During a question-and-answer session, an audience member asked the four people on stage if a very rich person could use the technology, possibly for commercial purposes, while the scientists were still discussing whether she should do it or not. Brand said that "nothing" was going on in the world of dying for commercial purposes. MacPhee, in response, stated that he was happy not to be "the most naive person in the group tonight". He asked, "Do not you think there's a future to have saber-tooth tigers that you can use for hunting purposes? "

Rothschild further pushed the argument by wondering if anyone could attempt to remove a Neanderthal for trade or simply in the name of science. According to Rothschild, the idea was "morally repugnant". "We have enough problems with humanity, recognizing that our minds are about equal in all races. And deliberately recreating a species that, we know, is going to be inferior in some way, is simply asking for huge problems, "she said in her final argument.

"So in the day when the Homo sapiens would have mixed with Neanderthals, you would have discouraged that? Brand joked. The audience laughed. But finally, on the basis of the votes cast before and after the debate, more people came alongside MacPhee and Rothschild than those of Church and Brand. For once, Jeff Goldblums won.

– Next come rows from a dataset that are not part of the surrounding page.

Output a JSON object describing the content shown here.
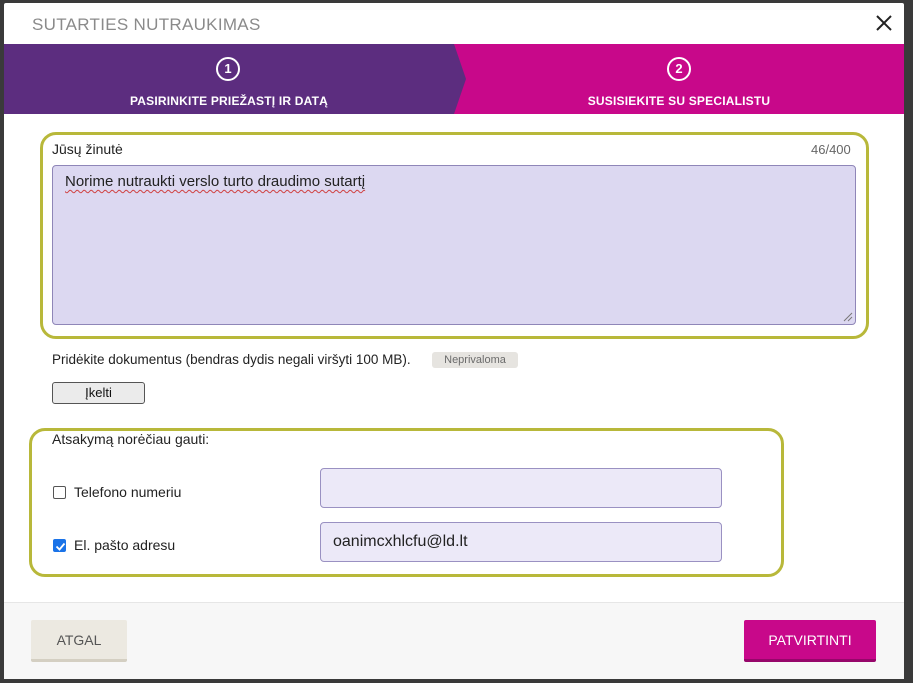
{
  "dialog": {
    "title": "SUTARTIES NUTRAUKIMAS",
    "close_icon": "close-icon"
  },
  "stepper": {
    "colors": {
      "active": "#5c2d7f",
      "inactive": "#c8088a"
    },
    "steps": [
      {
        "number": "1",
        "label": "PASIRINKITE PRIEŽASTĮ IR DATĄ"
      },
      {
        "number": "2",
        "label": "SUSISIEKITE SU SPECIALISTU"
      }
    ]
  },
  "message": {
    "label": "Jūsų žinutė",
    "counter": "46/400",
    "value": "Norime nutraukti verslo turto draudimo sutartį"
  },
  "attachments": {
    "label": "Pridėkite dokumentus (bendras dydis negali viršyti 100 MB).",
    "optional_badge": "Neprivaloma",
    "upload_label": "Įkelti"
  },
  "reply": {
    "heading": "Atsakymą norėčiau gauti:",
    "phone": {
      "label": "Telefono numeriu",
      "checked": false,
      "value": ""
    },
    "email": {
      "label": "El. pašto adresu",
      "checked": true,
      "value": "oanimcxhlcfu@ld.lt"
    }
  },
  "footer": {
    "back_label": "ATGAL",
    "confirm_label": "PATVIRTINTI"
  },
  "colors": {
    "accent": "#c8088a",
    "step_active": "#5c2d7f",
    "highlight": "#b8b83a",
    "field_bg": "#dcd8f1"
  }
}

A month later, I returned to Brand to seek a serious response to Rothschild's ethical concerns about the return of the Neanderthals. "I suppose Neanderthals would be accepted as humans today (at least in our open and nurturing communities)," he replied in an e-mail. But he was skeptical that anyone would want to revive them because it would be a step backwards instead of advancing for humanity.

I asked him if he planned to see the next movie "Jurassic Park", which should be released in 2021. It was perhaps one. He said he prefers less "dystopian" scientific films, but added, "It is good for the public to be informed of the scientific details."

Jason Nark is a reporter for the Philadelphia Inquirer.